Mas, adiante com nosso dominical.
Exibindo os dentes do que dispôs, dispõe e disporá,
a campanha do inquilino do Alvorada para permanecer no poder — muito mais daqueles que se beneficiam
de seu (des)governo — acaba de
ser lançada. Assim nos parece.
De certa forma —
ajustada
à realidade — há uma
espécie de alae jacta est e dela nos aproveitamos.
A expressão, atribuída a Julio César (100 a.C-44 a.C), de atravessar o Rubicão
com suas tropas para enfrentar os encastelados no Senado em Roma, que buscavam
afastá-lo do poder, encontra nesta realidade tupiniquim uma contraposição
idêntica, quando nada, assemelhada: o ingresso do nome do ex-presidente Lula
como candidato em 2022 e o que pode representar de incômodo para o atual
detentor do poder.
Em Roma daquele 52 a.C. — quando acabara de derrotar e subjugar
Vercingetórix (quem já leu ou lê “Asterix, o gaulês”, de Goscinny e Uderzo, em
que cada instante histórico é posto sob o prisma da hilariedade, compreenderá
melhor) — o Senado
impunha a César que dispensasse seu exército e retornasse a Roma como simples
cônsul. Uma forma simples de destituí-lo do poder que concentrava como
imperador desde que o triunvirato se desfez com a morte de Crasso e Pompeu se
tornara adversário.
Aqui o risco paira na realização de eleições
limpas com candidato altamente competitivo, com o agravante de que possam
exigir debates com quais o inquilino não se afina. Afinal, sonha ele em
atravessar, antes de 2022, um ‘rubicão’ chamado golpe.
Mas, indagará o caro e paciente leitor: onde a
campanha lançada? E quem acabou de lançá-la?

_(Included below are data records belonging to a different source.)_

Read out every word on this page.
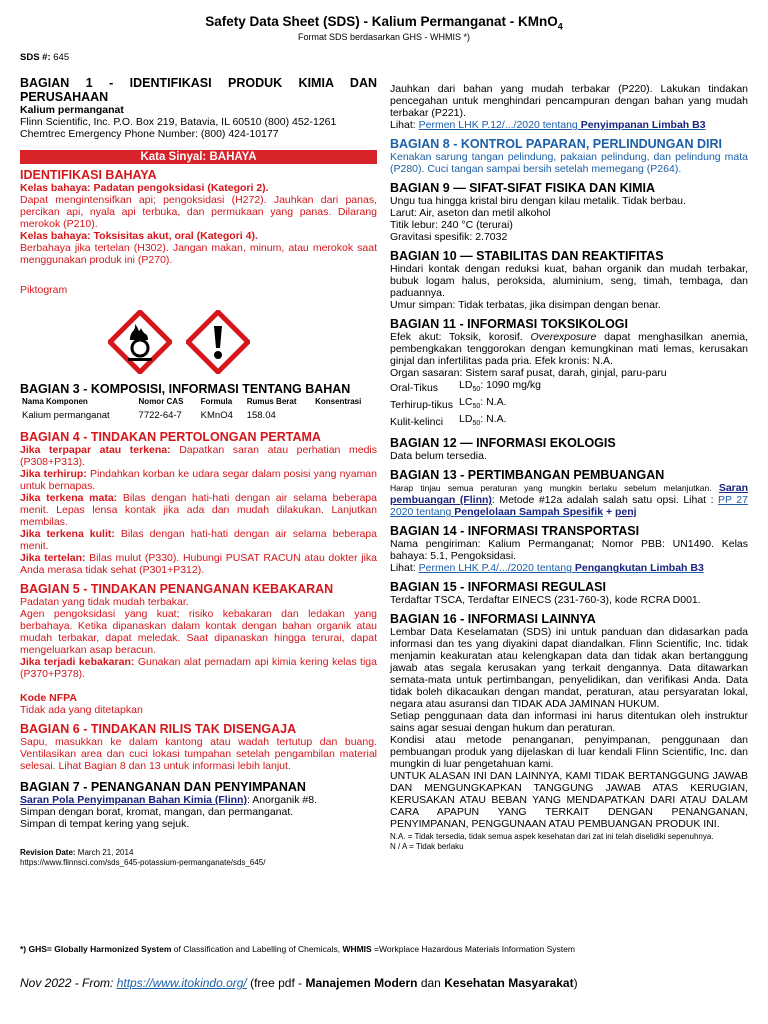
Safety Data Sheet (SDS) - Kalium Permanganat - KMnO$_4$
Format SDS berdasarkan GHS - WHMIS *)
SDS #: 645
BAGIAN 1 - IDENTIFIKASI PRODUK KIMIA DAN PERUSAHAAN
Kalium permanganat
Flinn Scientific, Inc. P.O. Box 219, Batavia, IL 60510 (800) 452-1261
Chemtrec Emergency Phone Number: (800) 424-10177
Kata Sinyal: BAHAYA
IDENTIFIKASI BAHAYA
Kelas bahaya: Padatan pengoksidasi (Kategori 2).
Dapat mengintensifkan api; pengoksidasi (H272). Jauhkan dari panas, percikan api, nyala api terbuka, dan permukaan yang panas. Dilarang merokok (P210).
Kelas bahaya: Toksisitas akut, oral (Kategori 4).
Berbahaya jika tertelan (H302). Jangan makan, minum, atau merokok saat menggunakan produk ini (P270).
Piktogram
BAGIAN 3 - KOMPOSISI, INFORMASI TENTANG BAHAN
Nama Komponen	Nomor CAS	Formula	Rumus Berat	Konsentrasi
Kalium permanganat	7722-64-7	KMnO4	158.04	
BAGIAN 4 - TINDAKAN PERTOLONGAN PERTAMA
Jika terpapar atau terkena: Dapatkan saran atau perhatian medis (P308+P313).
Jika terhirup: Pindahkan korban ke udara segar dalam posisi yang nyaman untuk bernapas.
Jika terkena mata: Bilas dengan hati-hati dengan air selama beberapa menit. Lepas lensa kontak jika ada dan mudah dilakukan. Lanjutkan membilas.
Jika terkena kulit: Bilas dengan hati-hati dengan air selama beberapa menit.
Jika tertelan: Bilas mulut (P330). Hubungi PUSAT RACUN atau dokter jika Anda merasa tidak sehat (P301+P312).
BAGIAN 5 - TINDAKAN PENANGANAN KEBAKARAN
Padatan yang tidak mudah terbakar.
Agen pengoksidasi yang kuat; risiko kebakaran dan ledakan yang berbahaya. Ketika dipanaskan dalam kontak dengan bahan organik atau mudah terbakar, dapat meledak. Saat dipanaskan hingga terurai, dapat mengeluarkan asap beracun.
Jika terjadi kebakaran: Gunakan alat pemadam api kimia kering kelas tiga (P370+P378).
Kode NFPA
Tidak ada yang ditetapkan
BAGIAN 6 - TINDAKAN RILIS TAK DISENGAJA
Sapu, masukkan ke dalam kantong atau wadah tertutup dan buang. Ventilasikan area dan cuci lokasi tumpahan setelah pengambilan material selesai. Lihat Bagian 8 dan 13 untuk informasi lebih lanjut.
BAGIAN 7 - PENANGANAN DAN PENYIMPANAN
Saran Pola Penyimpanan Bahan Kimia (Flinn): Anorganik #8.
Simpan dengan borat, kromat, mangan, dan permanganat.
Simpan di tempat kering yang sejuk.
Revision Date: March 21, 2014
https://www.flinnsci.com/sds_645-potassium-permanganate/sds_645/
Jauhkan dari bahan yang mudah terbakar (P220). Lakukan tindakan pencegahan untuk menghindari pencampuran dengan bahan yang mudah terbakar (P221).
Lihat: Permen LHK P.12/.../2020 tentang Penyimpanan Limbah B3
BAGIAN 8 - KONTROL PAPARAN, PERLINDUNGAN DIRI
Kenakan sarung tangan pelindung, pakaian pelindung, dan pelindung mata (P280). Cuci tangan sampai bersih setelah memegang (P264).
BAGIAN 9 — SIFAT-SIFAT FISIKA DAN KIMIA
Ungu tua hingga kristal biru dengan kilau metalik. Tidak berbau.
Larut: Air, aseton dan metil alkohol
Titik lebur: 240 °C (terurai)
Gravitasi spesifik: 2.7032
BAGIAN 10 — STABILITAS DAN REAKTIFITAS
Hindari kontak dengan reduksi kuat, bahan organik dan mudah terbakar, bubuk logam halus, peroksida, aluminium, seng, timah, tembaga, dan paduannya.
Umur simpan: Tidak terbatas, jika disimpan dengan benar.
BAGIAN 11 - INFORMASI TOKSIKOLOGI
Efek akut: Toksik, korosif. Overexposure dapat menghasilkan anemia, pembengkakan tenggorokan dengan kemungkinan mati lemas, kerusakan ginjal dan infertilitas pada pria. Efek kronis: N.A.
Organ sasaran: Sistem saraf pusat, darah, ginjal, paru-paru
Oral-Tikus	$LD_{50}$: 1090 mg/kg
Terhirup-tikus	$LC_{50}$: N.A.
Kulit-kelinci	$LD_{50}$: N.A.
BAGIAN 12 — INFORMASI EKOLOGIS
Data belum tersedia.
BAGIAN 13 - PERTIMBANGAN PEMBUANGAN
Harap tinjau semua peraturan yang mungkin berlaku sebelum melanjutkan. Saran pembuangan (Flinn): Metode #12a adalah salah satu opsi. Lihat : PP 27 2020 tentang Pengelolaan Sampah Spesifik + penj
BAGIAN 14 - INFORMASI TRANSPORTASI
Nama pengiriman: Kalium Permanganat; Nomor PBB: UN1490. Kelas bahaya: 5.1, Pengoksidasi.
Lihat: Permen LHK P.4/.../2020 tentang Pengangkutan Limbah B3
BAGIAN 15 - INFORMASI REGULASI
Terdaftar TSCA, Terdaftar EINECS (231-760-3), kode RCRA D001.
BAGIAN 16 - INFORMASI LAINNYA
Lembar Data Keselamatan (SDS) ini untuk panduan dan didasarkan pada informasi dan tes yang diyakini dapat diandalkan. Flinn Scientific, Inc. tidak menjamin keakuratan atau kelengkapan data dan tidak akan bertanggung jawab atas segala kerusakan yang terkait dengannya. Data ditawarkan semata-mata untuk pertimbangan, penyelidikan, dan verifikasi Anda. Data tidak boleh dikacaukan dengan mandat, peraturan, atau persyaratan lokal, negara atau asuransi dan TIDAK ADA JAMINAN HUKUM.
Setiap penggunaan data dan informasi ini harus ditentukan oleh instruktur sains agar sesuai dengan hukum dan peraturan.
Kondisi atau metode penanganan, penyimpanan, penggunaan dan pembuangan produk yang dijelaskan di luar kendali Flinn Scientific, Inc. dan mungkin di luar pengetahuan kami.
UNTUK ALASAN INI DAN LAINNYA, KAMI TIDAK BERTANGGUNG JAWAB DAN MENGUNGKAPKAN TANGGUNG JAWAB ATAS KERUGIAN, KERUSAKAN ATAU BEBAN YANG MENDAPATKAN DARI ATAU DALAM CARA APAPUN YANG TERKAIT DENGAN PENANGANAN, PENYIMPANAN, PENGGUNAAN ATAU PEMBUANGAN PRODUK INI.
N.A. = Tidak tersedia, tidak semua aspek kesehatan dari zat ini telah diselidiki sepenuhnya.
N / A = Tidak berlaku
*) GHS= Globally Harmonized System of Classification and Labelling of Chemicals, WHMIS =Workplace Hazardous Materials Information System
Nov 2022 - From: https://www.itokindo.org/ (free pdf - Manajemen Modern dan Kesehatan Masyarakat)
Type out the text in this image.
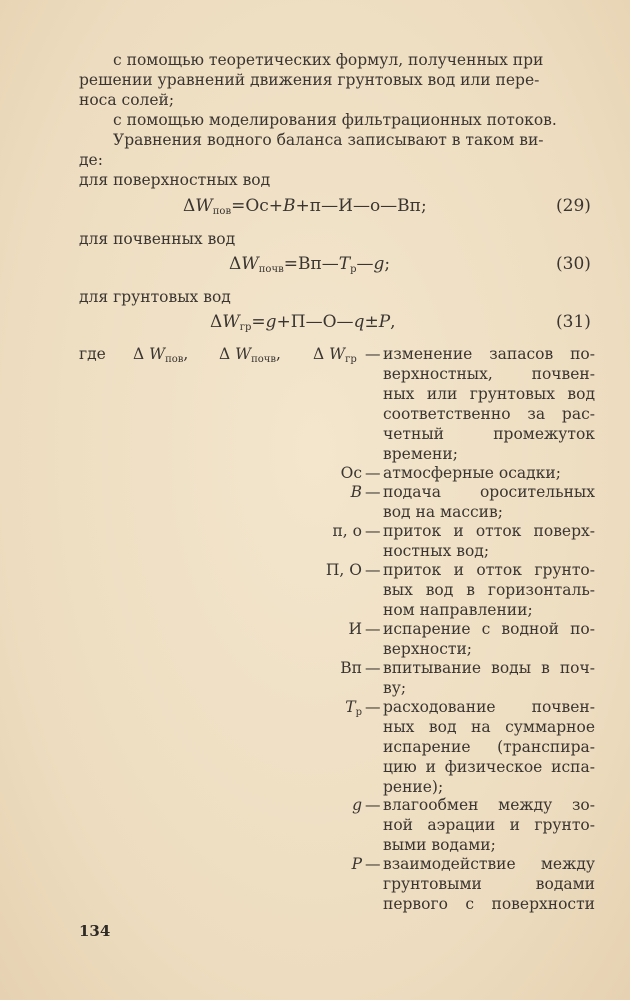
с помощью теоретических формул, полученных при
решении уравнений движения грунтовых вод или пере-
носа солей;
с помощью моделирования фильтрационных потоков.
Уравнения водного баланса записывают в таком ви-
де:
для поверхностных вод
$\Delta W_{пов}=Ос+B+п—И—о—Вп$;	(29)
для почвенных вод
$\Delta W_{почв}=Вп—T_р—g$;	(30)
для грунтовых вод
$\Delta W_{гр}=g+П—О—q\pm P$,	(31)
где Δ $W_{пов}$, Δ $W_{почв}$, Δ $W_{гр}$ — изменение запасов по-
верхностных, почвен-
ных или грунтовых вод
соответственно за рас-
четный промежуток
времени;
Ос — атмосферные осадки;
B — подача оросительных
вод на массив;
п, о — приток и отток поверх-
ностных вод;
П, О — приток и отток грунто-
вых вод в горизонталь-
ном направлении;
И — испарение с водной по-
верхности;
Вп — впитывание воды в поч-
ву;
$T_р$ — расходование почвен-
ных вод на суммарное
испарение (транспира-
цию и физическое испа-
рение);
g — влагообмен между зо-
ной аэрации и грунто-
выми водами;
P — взаимодействие между
грунтовыми водами
первого с поверхности
134
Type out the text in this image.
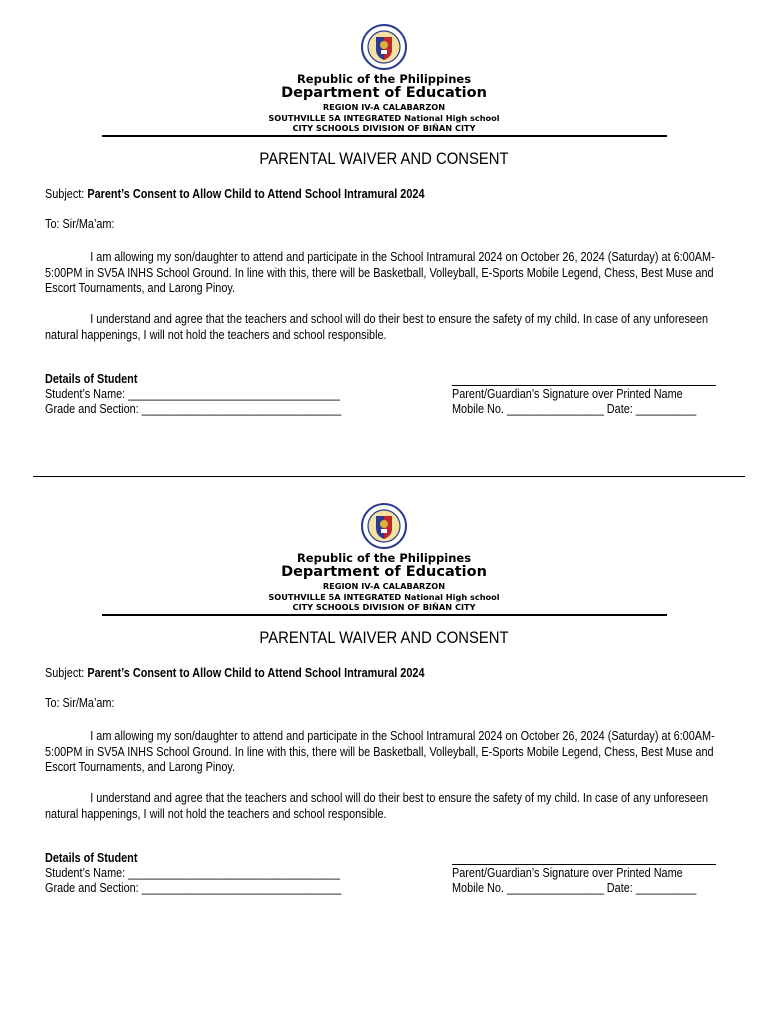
Republic of the Philippines
Department of Education
REGION IV-A CALABARZON
SOUTHVILLE 5A INTEGRATED National High school
CITY SCHOOLS DIVISION OF BIÑAN CITY
PARENTAL WAIVER AND CONSENT
Subject: Parent’s Consent to Allow Child to Attend School Intramural 2024
To: Sir/Ma’am:
I am allowing my son/daughter to attend and participate in the School Intramural 2024 on October 26, 2024 (Saturday) at 6:00AM-5:00PM in SV5A INHS School Ground. In line with this, there will be Basketball, Volleyball, E-Sports Mobile Legend, Chess, Best Muse and Escort Tournaments, and Larong Pinoy.
I understand and agree that the teachers and school will do their best to ensure the safety of my child. In case of any unforeseen natural happenings, I will not hold the teachers and school responsible.
Details of Student
Student’s Name: ___________________________________
Grade and Section: _________________________________
Parent/Guardian’s Signature over Printed Name
Mobile No. ________________ Date: __________
Republic of the Philippines
Department of Education
REGION IV-A CALABARZON
SOUTHVILLE 5A INTEGRATED National High school
CITY SCHOOLS DIVISION OF BIÑAN CITY
PARENTAL WAIVER AND CONSENT
Subject: Parent’s Consent to Allow Child to Attend School Intramural 2024
To: Sir/Ma’am:
I am allowing my son/daughter to attend and participate in the School Intramural 2024 on October 26, 2024 (Saturday) at 6:00AM-5:00PM in SV5A INHS School Ground. In line with this, there will be Basketball, Volleyball, E-Sports Mobile Legend, Chess, Best Muse and Escort Tournaments, and Larong Pinoy.
I understand and agree that the teachers and school will do their best to ensure the safety of my child. In case of any unforeseen natural happenings, I will not hold the teachers and school responsible.
Details of Student
Student’s Name: ___________________________________
Grade and Section: _________________________________
Parent/Guardian’s Signature over Printed Name
Mobile No. ________________ Date: __________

Sabido e consabido que os métodos que levaram
o inquilino ao poder pautaram-se em vários aspectos, sendo o primeiro deles o
impedimento de Lula candidatar-se, e mesmo de participar da campanha. Aliado a
isso, um processo eleitoral apoiado em mensagens mentirosas (as famosas fake
news) e, como fosse pouco, um lance singular: uma facada sem sangue, sem
cirurgia, para ocupar o noticiário, desviando do real debate necessário o
processo eleitoral. Para consolidar o método o apoio salivante da mídia,
deslumbrada diante da única saída de que dispunha para defesa do projeto e agindo
como cão de Pavlov.
Sem programa de governo capaz de levar à
discussão o inquilino escancara através de seus áulicos o método a ser
utilizado: o mesmo. Com facada e tudo. (A facada tem o condão de justificar sua
ausência em debates).
Por azar das circunstâncias que criou e não
soube administrar, ele que imaginava nadar de braçadas sem candidato
competitivo, está diante da única coisa que não desejava: Lula. De quem se livrou
graças a Sérgio Moro (a quem agradeceu de público e premiou-o com o Ministério
da Justiça) e Procuradores de Curitiba, desmoralizados pelos fatos trazidos a
público e hoje nada mais que resto de traque queimado.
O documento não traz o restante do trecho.